University of North Florida—Advanced Weather Information Systems Lab

Application areas for the Advanced Weather Information Systems (AWIS) Lab at the University of North Florida involve the GIS mapping of weather data and phenomena and modeled physical parameter fields onto geospatial entities such as roadways, waterways, parks, construction sites, and individual neighborhoods. Since current weather conditions are constantly changing, near real-time data, analysis, and Web mapping are emphasized. The graphic represents several applications overlaid on the Florida Road Weather Information System. They were developed during the last few years primarily at the AWIS Lab with university, state and federal agency, and private sector partnerships. These applications range from fog modeling to area rainfall and damage estimation.

Meteorological modeling, data ingest, and forecast systems are mature from a technical perspective because the National Oceanic and Atmospheric Administration National Weather Service, federal agencies, universities, and the private sector (referred to as the “Weather Enterprise”) have developed a robust national infrastructure in this domain. However, to date, GIS visualization, geolocation, and spatial analysis tools for weather data have been less well developed.

It is envisioned that in the near term, both weather models and meteorological monitoring systems will dramatically increase in number and resolution. Currently, the state forecasts involve answers to questions such as, What is the chance of rain in my county? Soon, answers to questions such as, What is the chance my ballgame will be rained out? or Is it a good day to plan an afternoon of golf on my local course? will become the norm. Nationally, there is a move toward mesoscale (neighborhood) weather forecasts that will impact the public in many new ways.

Another area where rapid development is forecast is in the high-order coupling of various environmental models (storm water, coastal inundation, plankton growth, fire threat, agriculture, air quality) with atmospheric models.
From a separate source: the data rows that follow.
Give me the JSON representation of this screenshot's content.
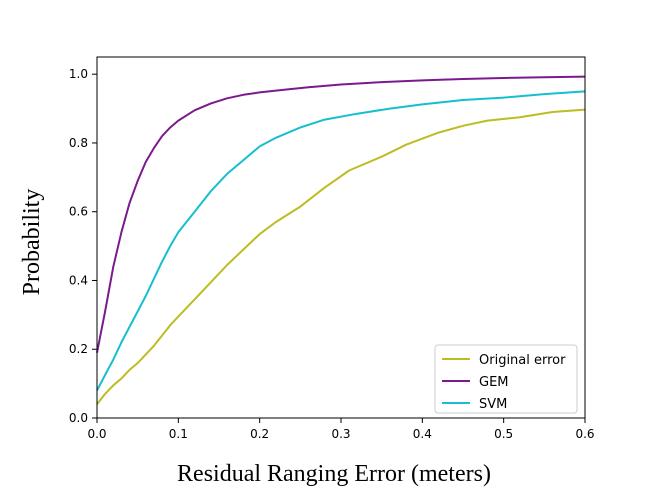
{
  "chart_data": {
    "type": "line",
    "xlabel": "Residual Ranging Error (meters)",
    "ylabel": "Probability",
    "xlim": [
      0.0,
      0.6
    ],
    "ylim": [
      0.0,
      1.05
    ],
    "xticks": [
      "0.0",
      "0.1",
      "0.2",
      "0.3",
      "0.4",
      "0.5",
      "0.6"
    ],
    "yticks": [
      "0.0",
      "0.2",
      "0.4",
      "0.6",
      "0.8",
      "1.0"
    ],
    "grid": false,
    "legend_position": "lower-right",
    "series": [
      {
        "name": "Original error",
        "color": "#bcbd22",
        "points": [
          [
            0.0,
            0.04
          ],
          [
            0.01,
            0.07
          ],
          [
            0.02,
            0.095
          ],
          [
            0.03,
            0.115
          ],
          [
            0.04,
            0.14
          ],
          [
            0.05,
            0.16
          ],
          [
            0.06,
            0.185
          ],
          [
            0.07,
            0.21
          ],
          [
            0.08,
            0.24
          ],
          [
            0.09,
            0.27
          ],
          [
            0.1,
            0.295
          ],
          [
            0.12,
            0.345
          ],
          [
            0.14,
            0.395
          ],
          [
            0.16,
            0.445
          ],
          [
            0.18,
            0.49
          ],
          [
            0.2,
            0.535
          ],
          [
            0.22,
            0.57
          ],
          [
            0.25,
            0.615
          ],
          [
            0.28,
            0.67
          ],
          [
            0.31,
            0.72
          ],
          [
            0.35,
            0.76
          ],
          [
            0.38,
            0.795
          ],
          [
            0.42,
            0.83
          ],
          [
            0.45,
            0.85
          ],
          [
            0.48,
            0.865
          ],
          [
            0.52,
            0.875
          ],
          [
            0.56,
            0.89
          ],
          [
            0.6,
            0.897
          ]
        ]
      },
      {
        "name": "GEM",
        "color": "#7b1a8c",
        "points": [
          [
            0.0,
            0.19
          ],
          [
            0.01,
            0.31
          ],
          [
            0.02,
            0.44
          ],
          [
            0.03,
            0.54
          ],
          [
            0.04,
            0.625
          ],
          [
            0.05,
            0.69
          ],
          [
            0.06,
            0.745
          ],
          [
            0.07,
            0.785
          ],
          [
            0.08,
            0.82
          ],
          [
            0.09,
            0.845
          ],
          [
            0.1,
            0.865
          ],
          [
            0.12,
            0.895
          ],
          [
            0.14,
            0.915
          ],
          [
            0.16,
            0.93
          ],
          [
            0.18,
            0.94
          ],
          [
            0.2,
            0.947
          ],
          [
            0.23,
            0.955
          ],
          [
            0.26,
            0.962
          ],
          [
            0.3,
            0.97
          ],
          [
            0.35,
            0.977
          ],
          [
            0.4,
            0.982
          ],
          [
            0.45,
            0.986
          ],
          [
            0.5,
            0.989
          ],
          [
            0.55,
            0.991
          ],
          [
            0.6,
            0.993
          ]
        ]
      },
      {
        "name": "SVM",
        "color": "#17becf",
        "points": [
          [
            0.0,
            0.08
          ],
          [
            0.01,
            0.125
          ],
          [
            0.02,
            0.17
          ],
          [
            0.03,
            0.22
          ],
          [
            0.04,
            0.265
          ],
          [
            0.05,
            0.31
          ],
          [
            0.06,
            0.355
          ],
          [
            0.07,
            0.405
          ],
          [
            0.08,
            0.455
          ],
          [
            0.09,
            0.5
          ],
          [
            0.1,
            0.54
          ],
          [
            0.12,
            0.6
          ],
          [
            0.14,
            0.66
          ],
          [
            0.16,
            0.71
          ],
          [
            0.18,
            0.75
          ],
          [
            0.2,
            0.79
          ],
          [
            0.22,
            0.815
          ],
          [
            0.25,
            0.845
          ],
          [
            0.28,
            0.868
          ],
          [
            0.32,
            0.885
          ],
          [
            0.36,
            0.9
          ],
          [
            0.4,
            0.912
          ],
          [
            0.45,
            0.925
          ],
          [
            0.5,
            0.932
          ],
          [
            0.55,
            0.942
          ],
          [
            0.6,
            0.95
          ]
        ]
      }
    ]
  }
}
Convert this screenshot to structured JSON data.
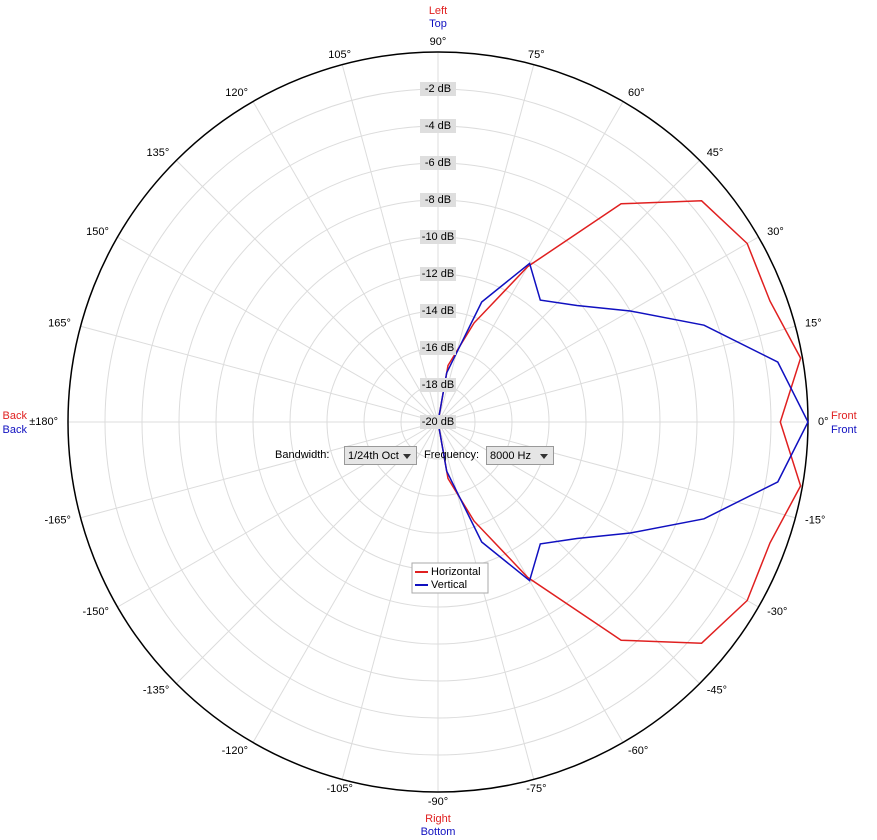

Atmospheric inputs such as rain, wind, and temperature are often the primary force functions for a host of environmental processes, and as such, the coupling of atmospheric model outputs and real-time data with various other environmental model inputs should yield significant improvements in the output quality of these diverse environmental models. The use of GIS as a model integration and output framework is very powerful.

Integrating disparate datasets for hurricane construction damage assessment is being tested with GIS. Using postevent GIS analysis, varying construction types and the building codes that were in effect at the time of construction are compared, along with wind speeds (both forecast and measured) and durations, to assess the probability and extent of damage experienced. As more data is collected and the model matures, a reasonable damage prediction will be obtained. Using a Bayesian approach, expected hurricane damage will emerge based on factors such as building code requirements at the time of construction, building type, forecasted (or expected) hurricane severity, geographic position, and building orientation to the wind.